Maura Dolan of the Los Angeles Times reports.

Class action: Law school grads claim misleading reports of success

SAN FRANCISCO — Dozens of law graduates across the nation have joined class-action lawsuits alleging that law schools lured them in with misleading reports of their graduates’ success.

Instead of working in the law, some of the graduates were toiling at hourly jobs in department stores and restaurants and struggling to pay back more than $100,000 in loans used to finance their education. Others were in temporary or part-time legal positions.

Michael D. Lieberman decided to enroll at Southwestern Law School after reading that 97% of its graduates were employed within nine months. He graduated in 2009, passed the bar on his first try but could not find a job as a lawyer. He worked for a while as a software tester, then a technical writer, and now serves as a field representative for an elected official.

Lieberman, who earned his undergraduate degree at UC San Diego, believes his law degree may still be a “useful tool,” but he and other graduates said a suit they filed was intended to combat “systemic, ongoing fraud prevalent in the legal education industry” that could “leave a generation of law students in dire financial straits,” according to the complaint.

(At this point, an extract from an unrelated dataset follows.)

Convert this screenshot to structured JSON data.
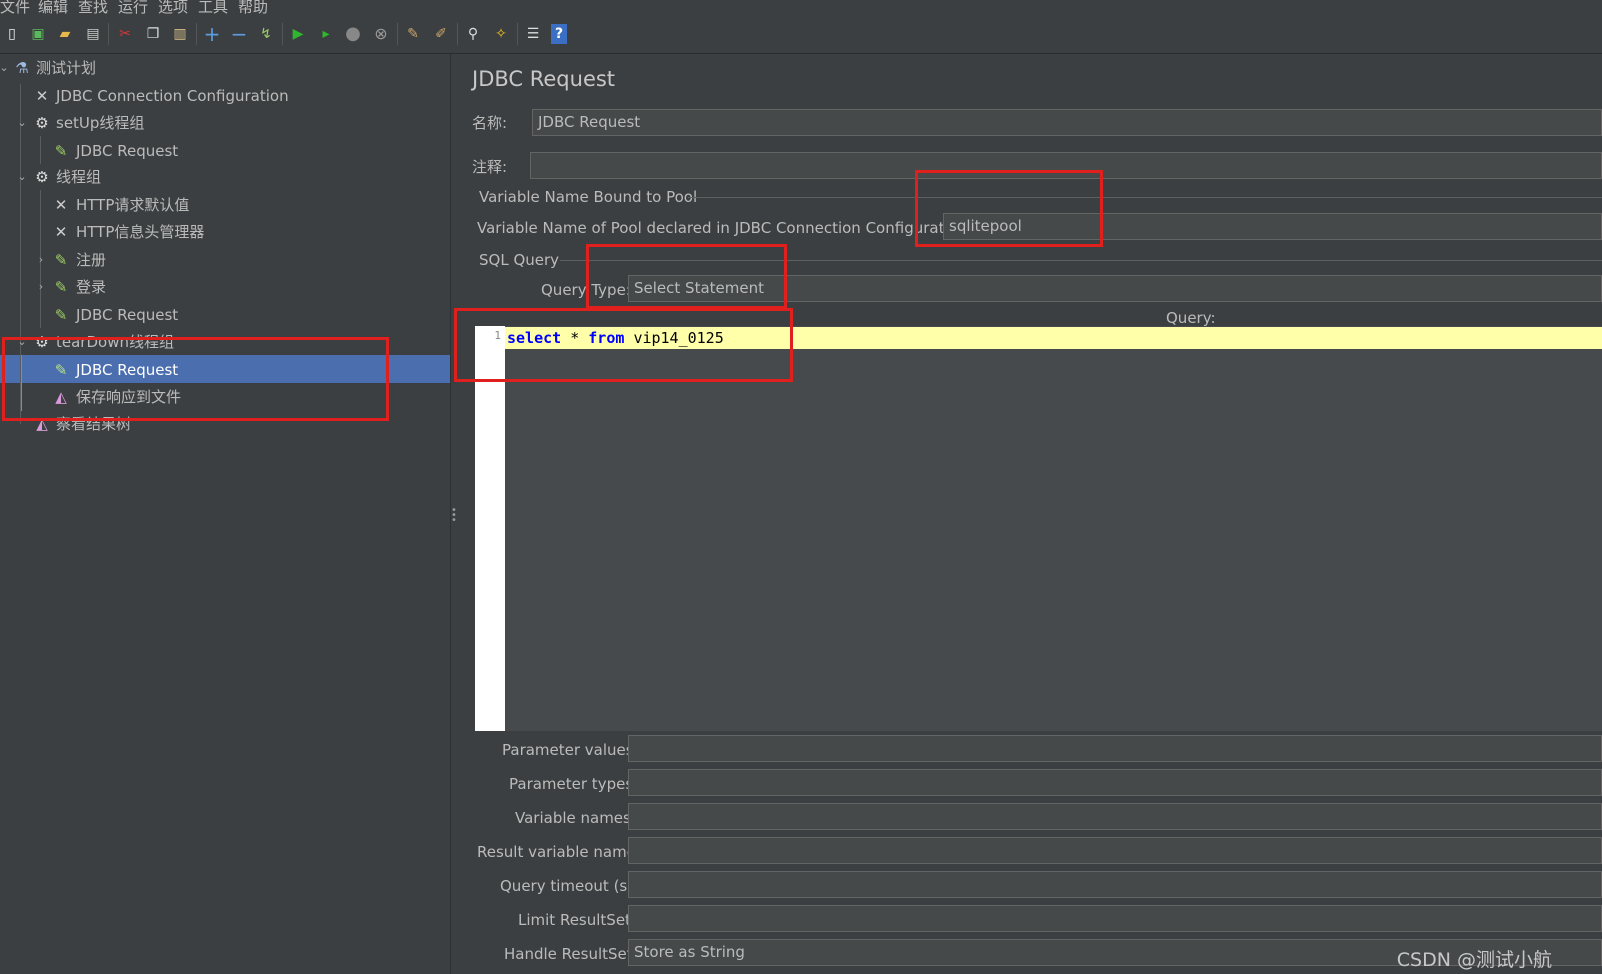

Nearly 20 lawsuits — five of them against California schools — are being litigated at a time of dim employment prospects for lawyers. Much of the work once done by lawyers can now be done more quickly by computers.

Online services have made law libraries largely unnecessary, allowing corporations to do more work in-house. Software has sped the hunt for information needed in discovery and other legal tasks, and Web-based companies offer litigants legal documents and help in filling them out. Even after the economy improves, some experts believe the supply of lawyers will outstrip jobs for years to come.